The Office of the National Coordinator awarded $9 million in contracts to Lockheed Martin Corp. to create real-world models of the nationwide health information network (NHIN) in order to demonstrate its features and hasten its use by prospective health care offices.
The IT integrator will set up demonstration Web sites to test NHIN technology and standards as well as the interaction of network components required for secure health information exchange.
"This is the equivalent of taking a new medical therapy out of a controlled clinical trial and assessing the value of that therapy in a real-world setting," said Michael Leff, director of Lockheed's Health Information Management Solutions group in announcing the work on Aug. 25.
ONC will also offer technical support services to help providers and large organizations use NHIN-based services and to make more aspects of using those services more automated.
In other work, Lockheed Martin said it will create new reference implementation or sample software that can be used by other organizations to support the testing and adoption of future NHIN services.
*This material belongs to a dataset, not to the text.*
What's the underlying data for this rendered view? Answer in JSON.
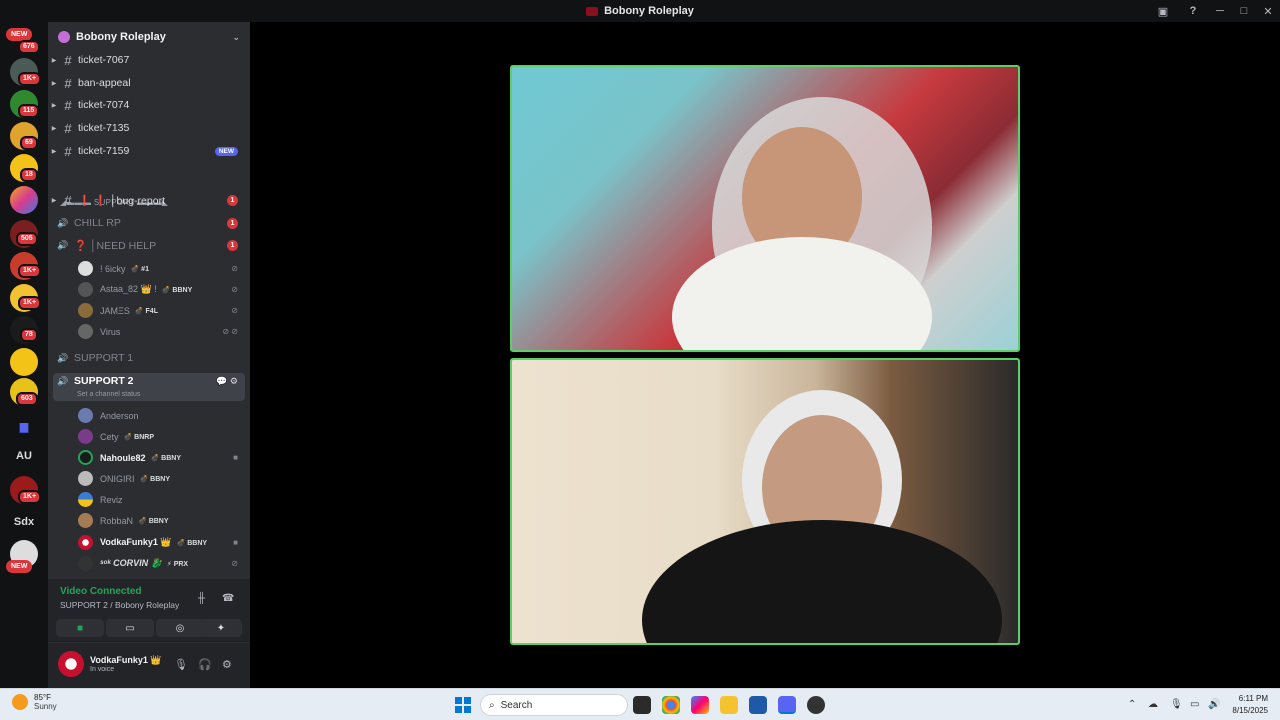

Together, the contracts total $9 million over two years.In past health IT work, Lockheed worked on the Social Security Administration's prototype to share patient data with health information exchange MedVirginia using NHIN.
ONC has lined up other contracts to move the NHIN forward Earlier this month, it awarded about $20 million in NHIN work to Stanley, an IT services provider, to build a standards database with related tools to enable their reuse and to manage the network's testing infrastructure.
Stanley will also supply technical services to organizations preparing to participate in the NHIN, such as supplying digital certificates and managing directories.